The value proposition of using in-house accelerators over third-party semiconductors lies in the deeper vertical integration with AWS's servers and other infrastructure, yielding performance advancements and cost efficiencies thanks to greater control over the technology stack.
The significant cost benefits and growing demand for Amazon's in-house chips should ease the tech giant's reliance on Nvidia GPUs going forward, lowering future CapEx pressures, subsequently allowing more top-line revenue dollars to flow down to the bottom-line, improving profitability for shareholders.
In fact, AWS has already been delivering operating profit margin expansion for the past several quarters now, amid its cost control initiatives. In Q2 2024, the AWS operating margin stood at 35.5%, which is more than triple the 11% operating margin of Google Cloud.

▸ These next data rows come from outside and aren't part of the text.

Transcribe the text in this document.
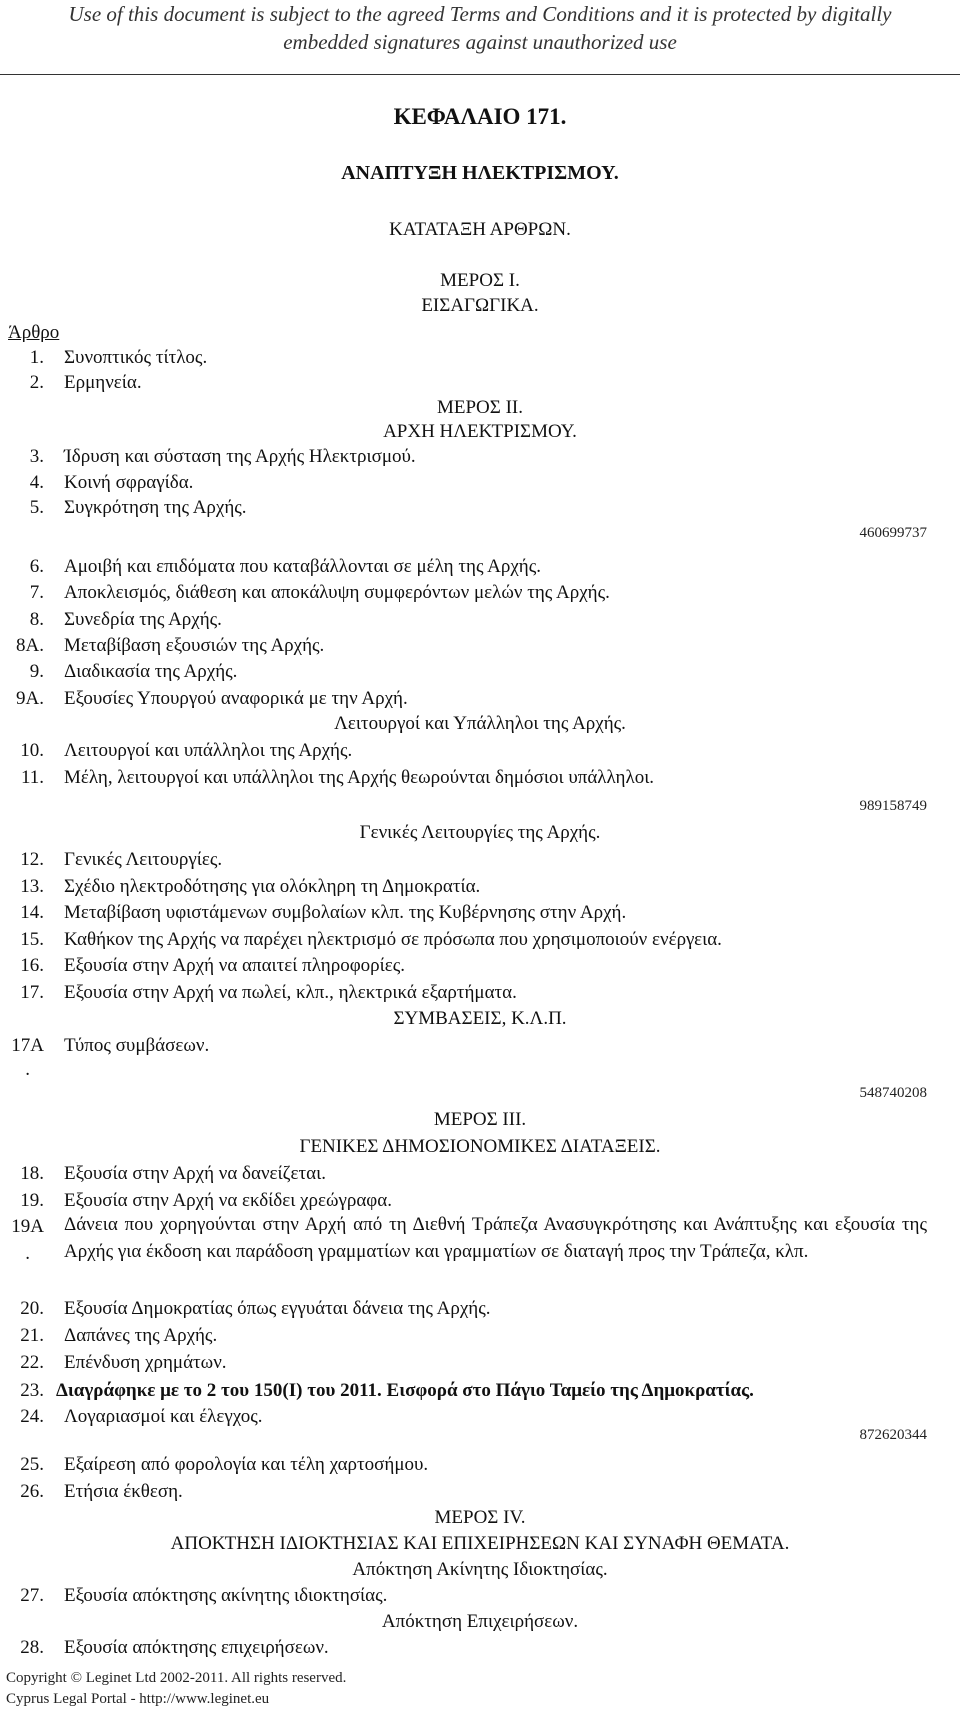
Use of this document is subject to the agreed Terms and Conditions and it is protected by digitally
embedded signatures against unauthorized use
ΚΕΦΑΛΑΙΟ 171.
ΑΝΑΠΤΥΞΗ ΗΛΕΚΤΡΙΣΜΟΥ.
ΚΑΤΑΤΑΞΗ ΑΡΘΡΩΝ.
ΜΕΡΟΣ Ι.
ΕΙΣΑΓΩΓΙΚΑ.
Άρθρο
1. Συνοπτικός τίτλος.
2. Ερμηνεία.
ΜΕΡΟΣ ΙΙ.
ΑΡΧΗ ΗΛΕΚΤΡΙΣΜΟΥ.
3. Ίδρυση και σύσταση της Αρχής Ηλεκτρισμού.
4. Κοινή σφραγίδα.
5. Συγκρότηση της Αρχής.
460699737
6. Αμοιβή και επιδόματα που καταβάλλονται σε μέλη της Αρχής.
7. Αποκλεισμός, διάθεση και αποκάλυψη συμφερόντων μελών της Αρχής.
8. Συνεδρία της Αρχής.
8Α. Μεταβίβαση εξουσιών της Αρχής.
9. Διαδικασία της Αρχής.
9Α. Εξουσίες Υπουργού αναφορικά με την Αρχή.
Λειτουργοί και Υπάλληλοι της Αρχής.
10. Λειτουργοί και υπάλληλοι της Αρχής.
11. Μέλη, λειτουργοί και υπάλληλοι της Αρχής θεωρούνται δημόσιοι υπάλληλοι.
989158749
Γενικές Λειτουργίες της Αρχής.
12. Γενικές Λειτουργίες.
13. Σχέδιο ηλεκτροδότησης για ολόκληρη τη Δημοκρατία.
14. Μεταβίβαση υφιστάμενων συμβολαίων κλπ. της Κυβέρνησης στην Αρχή.
15. Καθήκον της Αρχής να παρέχει ηλεκτρισμό σε πρόσωπα που χρησιμοποιούν ενέργεια.
16. Εξουσία στην Αρχή να απαιτεί πληροφορίες.
17. Εξουσία στην Αρχή να πωλεί, κλπ., ηλεκτρικά εξαρτήματα.
ΣΥΜΒΑΣΕΙΣ, Κ.Λ.Π.
17Α
.
Τύπος συμβάσεων.
548740208
ΜΕΡΟΣ ΙΙΙ.
ΓΕΝΙΚΕΣ ΔΗΜΟΣΙΟΝΟΜΙΚΕΣ ΔΙΑΤΑΞΕΙΣ.
18. Εξουσία στην Αρχή να δανείζεται.
19. Εξουσία στην Αρχή να εκδίδει χρεώγραφα.
19Α
.
Δάνεια που χορηγούνται στην Αρχή από τη Διεθνή Τράπεζα Ανασυγκρότησης και Ανάπτυξης και εξουσία της Αρχής για έκδοση και παράδοση γραμματίων και γραμματίων σε διαταγή προς την Τράπεζα, κλπ.
20. Εξουσία Δημοκρατίας όπως εγγυάται δάνεια της Αρχής.
21. Δαπάνες της Αρχής.
22. Επένδυση χρημάτων.
23. Διαγράφηκε με το 2 του 150(Ι) του 2011. Εισφορά στο Πάγιο Ταμείο της Δημοκρατίας.
24. Λογαριασμοί και έλεγχος.
872620344
25. Εξαίρεση από φορολογία και τέλη χαρτοσήμου.
26. Ετήσια έκθεση.
ΜΕΡΟΣ ΙV.
ΑΠΟΚΤΗΣΗ ΙΔΙΟΚΤΗΣΙΑΣ ΚΑΙ ΕΠΙΧΕΙΡΗΣΕΩΝ ΚΑΙ ΣΥΝΑΦΗ ΘΕΜΑΤΑ.
Απόκτηση Ακίνητης Ιδιοκτησίας.
27. Εξουσία απόκτησης ακίνητης ιδιοκτησίας.
Απόκτηση Επιχειρήσεων.
28. Εξουσία απόκτησης επιχειρήσεων.
Copyright © Leginet Ltd 2002-2011. All rights reserved.
Cyprus Legal Portal - http://www.leginet.eu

AWS is expected to see another acceleration in revenue growth throughout the second half of 2024, supported by new workloads, increased AI monetization, and easing optimization trends. According to Bloomberg data, for Q3 2024, AWS revenue is projected to grow around 20% YoY, marking the fifth consecutive quarter of acceleration.

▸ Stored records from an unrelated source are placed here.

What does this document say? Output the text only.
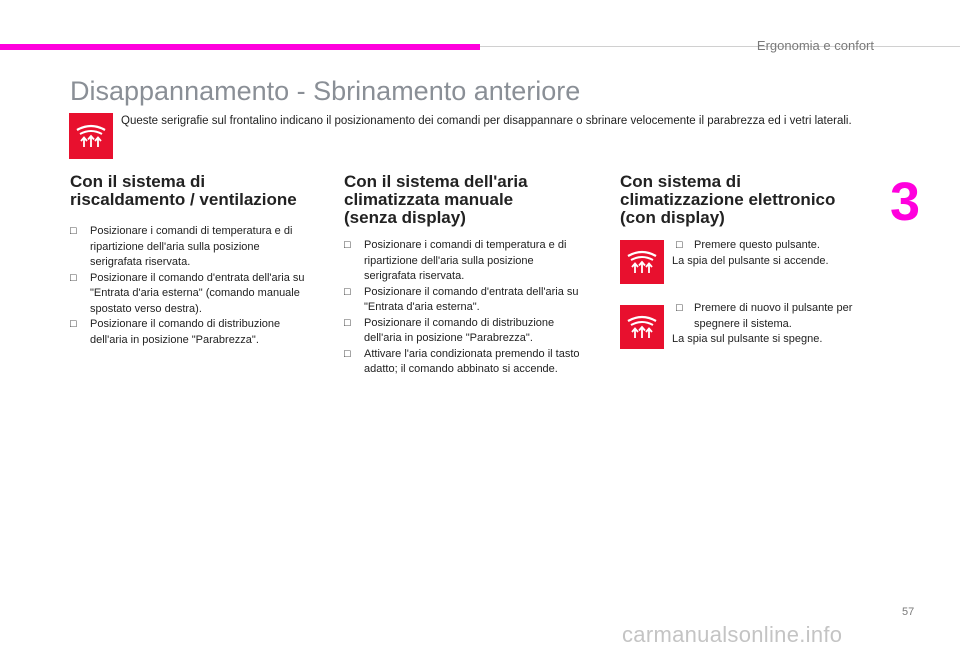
Ergonomia e confort
3
Disappannamento - Sbrinamento anteriore

Queste serigrafie sul frontalino indicano il posizionamento dei comandi per disappannare o sbrinare velocemente il parabrezza ed i vetri laterali.

Con il sistema di
riscaldamento / ventilazione
□	Posizionare i comandi di temperatura e di ripartizione dell'aria sulla posizione serigrafata riservata.
□	Posizionare il comando d'entrata dell'aria su "Entrata d'aria esterna" (comando manuale spostato verso destra).
□	Posizionare il comando di distribuzione dell'aria in posizione "Parabrezza".
Con il sistema dell'aria
climatizzata manuale
(senza display)
□	Posizionare i comandi di temperatura e di ripartizione dell'aria sulla posizione serigrafata riservata.
□	Posizionare il comando d'entrata dell'aria su "Entrata d'aria esterna".
□	Posizionare il comando di distribuzione dell'aria in posizione "Parabrezza".
□	Attivare l'aria condizionata premendo il tasto adatto; il comando abbinato si accende.
Con sistema di
climatizzazione elettronico
(con display)
□ Premere questo pulsante.
La spia del pulsante si accende.
□ Premere di nuovo il pulsante per spegnere il sistema.
La spia sul pulsante si spegne.
57
carmanualsonline.info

Amazon’s Booming Ad Business
Amazon’s advertising business is skyrocketing, showing impressive growth with more than 20% year-over-year gains for several quarters. In Q2 alone, Amazon added a substantial $2 billion to its advertising revenue, bringing the total to over $50 billion in the past 12 months.

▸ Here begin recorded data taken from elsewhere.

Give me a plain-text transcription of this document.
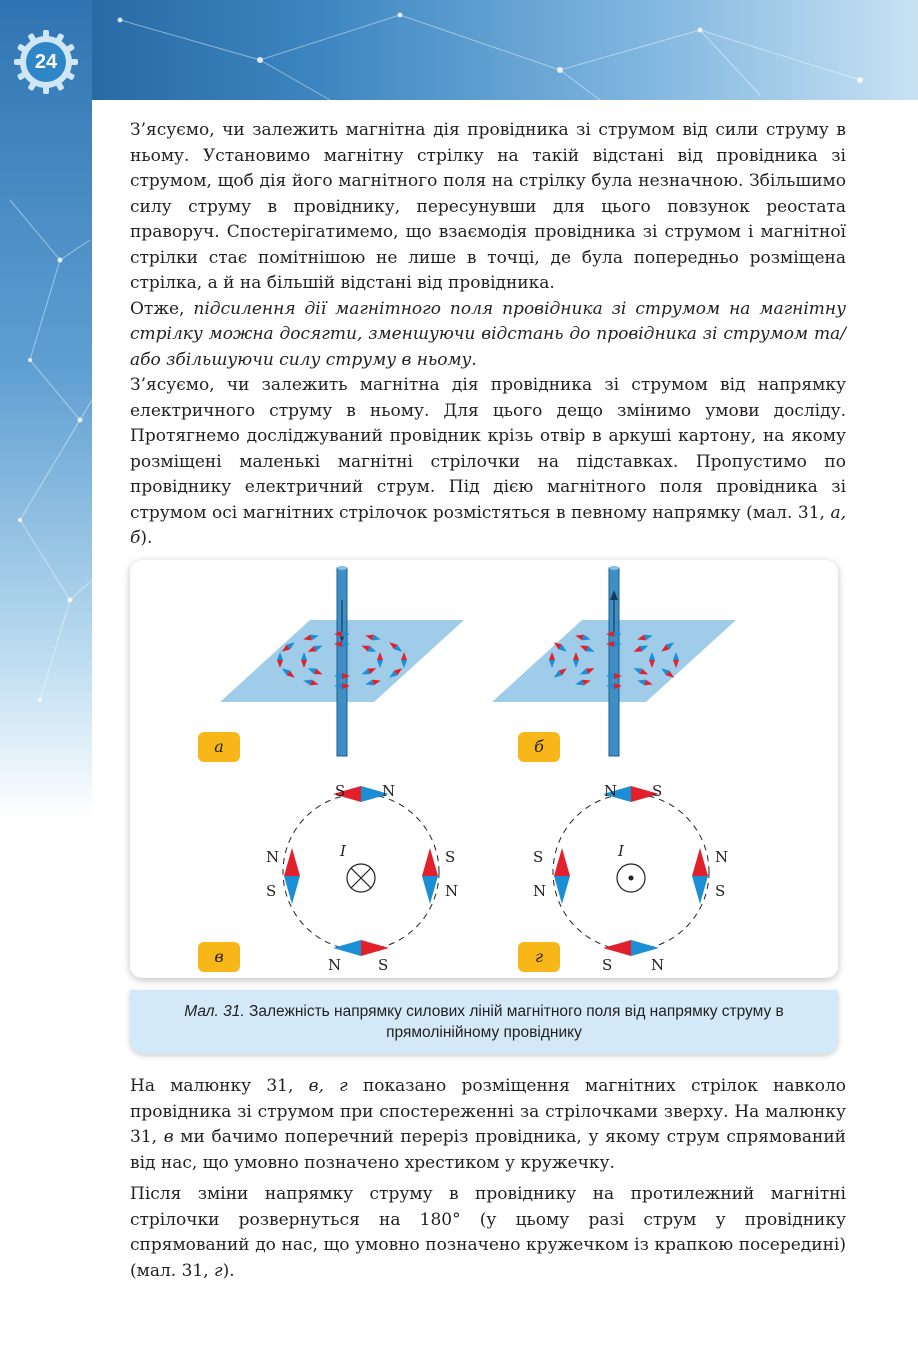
24

З’ясуємо, чи залежить магнітна дія провідника зі струмом від сили струму в ньому. Установимо магнітну стрілку на такій відстані від провідника зі струмом, щоб дія його магнітного поля на стрілку була незначною. Збільшимо силу струму в провіднику, пересунувши для цього повзунок реостата праворуч. Спостерігатимемо, що взаємодія провідника зі струмом і магнітної стрілки стає помітнішою не лише в точці, де була попередньо розміщена стрілка, а й на більшій відстані від провідника.

Отже, підсилення дії магнітного поля провідника зі струмом на магнітну стрілку можна досягти, зменшуючи відстань до провідника зі струмом та/або збільшуючи силу струму в ньому.

З’ясуємо, чи залежить магнітна дія провідника зі струмом від напрямку електричного струму в ньому. Для цього дещо змінимо умови досліду. Протягнемо досліджуваний провідник крізь отвір в аркуші картону, на якому розміщені маленькі магнітні стрілочки на підставках. Пропустимо по провіднику електричний струм. Під дією магнітного поля провідника зі струмом осі магнітних стрілочок розмістяться в певному напрямку (мал. 31, а, б).

а	б
в	г
S N
N
S
S
N
N S
I
N S
S
N
N
S
S	N
I
Мал. 31. Залежність напрямку силових ліній магнітного поля від напрямку струму в прямолінійному провіднику

На малюнку 31, в, г показано розміщення магнітних стрілок навколо провідника зі струмом при спостереженні за стрілочками зверху. На малюнку 31, в ми бачимо поперечний переріз провідника, у якому струм спрямований від нас, що умовно позначено хрестиком у кружечку.

Після зміни напрямку струму в провіднику на протилежний магнітні стрілочки розвернуться на 180° (у цьому разі струм у провіднику спрямований до нас, що умовно позначено кружечком із крапкою посередині) (мал. 31, г).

This momentum is likely to continue in Q3, as well. Notably, sponsored ads drive the majority of Amazon’s advertising revenue, while an expansion into Prime Video ads earlier this year will set the stage for future growth. Amazon is leveraging AI to improve the relevance of ads and improving measures that allow brands to see the returns on their ad spend. Going forward, advertising on Prime Video will be an integral part of the digital ad business model, as it gives large advertisers a platform to pitch a product or service before a huge and growing audience.
By leveraging advanced advertising technology and enhanced measurement tools, Amazon is improving ad relevance for users. This not only boosts the effectiveness of the ads but also sets the stage for continued revenue growth in the future.
With its advertising segment now a key contributor to overall sales and profitability, Amazon is positioning itself as a formidable player in the digital ad space.
Other Key Metrics to Look For in Earnings Report
Investors will focus on operating margins here. Profitability has always been a sticky point with Amazon. The focus has been on growth vs. profits. In the first quarter of 2024, operating margin rose to 10.7%, thanks to CEO Andy Jassy’s cost-cutting initiatives and stronger performance of higher-margin businesses like advertising and cloud computing.
In the second quarter of 2024, operating margin was 9.9%. For the third quarter, the operating margin is expected to be between 7.3% and 9.5% based on operating income guidance of $11.5 billion to $15 billion on net sales of $154 billion to $158.5 billion.
Outlook for the fourth quarter will be a key metric to watch. Amazon typically provides net sales and operating income guidance for the sequential quarter in its earnings announcement.
Project Kuiper is Amazon’s ambitious initiative to establish a satellite internet network to provide high-speed internet to underserved and unserved regions globally by launching 3,236 satellites into low Earth orbit.
A new report from Space industry consultancy Quilty Space says the costs for Project Kuiper may be spiraling way beyond Amazon’s estimate of $10 billion to a staggering $16.5 billion to $20 billion. It remains a noteworthy figure.